Compared with gavage administration, ip administration produced lower AAVal but higher GAVal levels. With dermal administration, the amount of AAVal and GAVal calculated using the administered doses were lower than the other routes of exposure. However, when recalculated for the dose of AM that was recovered in excreta, carcass, and tissues (representing the amount of AM absorbed), the amounts of AAVal formed approached that found with po and ip administration, and the amount of GAVal formed with dermal administration was

highest. With inhalation exposure in the rat, the amount of AAVal formed normalized to the dose taken up was lower than that formed with ip and gavage administration, but higher than that formed with dermal exposure.

GAVal formed in the rat was similar to that formed with dermal and oral administration.

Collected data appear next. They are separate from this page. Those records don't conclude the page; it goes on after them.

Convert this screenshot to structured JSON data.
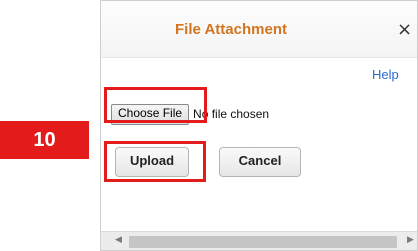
{
  "dialog": {
    "title": "File Attachment",
    "close_glyph": "×",
    "help_label": "Help",
    "choose_file_label": "Choose File",
    "file_status": "No file chosen",
    "upload_label": "Upload",
    "cancel_label": "Cancel",
    "title_color": "#d2751f"
  },
  "annotation": {
    "step_number": "10",
    "color": "#e41b1b"
  },
  "icons": {
    "close": "close-icon",
    "scroll_left": "scroll-left-arrow-icon",
    "scroll_right": "scroll-right-arrow-icon"
  },
  "scrollbar": {
    "left_glyph": "◀",
    "right_glyph": "▶"
  }
}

In the mouse, which had the highest levels of AAVal and GAVal , correction for the amount of AM taken in resulted in a considerably lower AAVal per mmol AM administered that found with the rat with inhalation, ip or po administration. This reflects a higher intake of acrylamide per kg body weight in the mouse, and indicates a more rapid metabolism of AM in the mouse. The amount of GAVal normalized per mmol of AM/kg body weight was similar between the rat and mouse.

Conclusions:

Interpretation of results (migrated information): other: Uptake due to dermal and inhalation exposure is lower than for ip.
The objective of this study was to compare the metabolism of AM administered orally (po), dermally, intraperitoneally (ip), or by inhalation, and to measure the haemoglobin adducts produced. Rats and mice were exposed to 2.9 ppm [1,2,3-13C] and [2,3- 14C]AM for 6 h. [2,3-14C]AM (162 mg/kg) or [1,2,3-13C]AM (138mg/kg) in water was administered dermally to rats for 24 h, and [1,2,3-13C]AM was administered ip (47 mg/kg). Urine and faeces were collected for 24 h. Urine was the major elimination route in rats (ip, 62% and po, 53% of the dose; dermal, 44% of the absorbed dose; inhalation, 31% of the recovered radioactivity) and mice (inhalation, 27% of the recovered radioactivity). Signals in the 13C-NMR spectra of urine were assigned to previously identified metabolites derived from AM glutathione conjugation (AM-GSH) and conversion to glycidamide (GA). AM-GSH was a major met­abolic route in rats accounting for 69% (ip), 71% (po), 52% (der­mal), and 64% (inhalation). In mice, AM-GSH accounted for only 27% (inhalation) of the total urinary metabolites. The remaining urinary metabolites were derived from GA. Valine haemoglobin adducts of AM and GA were characterized using liquid chroma­tography-mass spectrometry. The ratio of AM to GA adducts paralleled the flux through pathways based on urinary metabo­lites. This study demonstrates marked species differences in the metabolism and internal dose (Hb-adducts) of AM following inhalation exposure and marked differences in uptake comparing dermal with po and ip administration.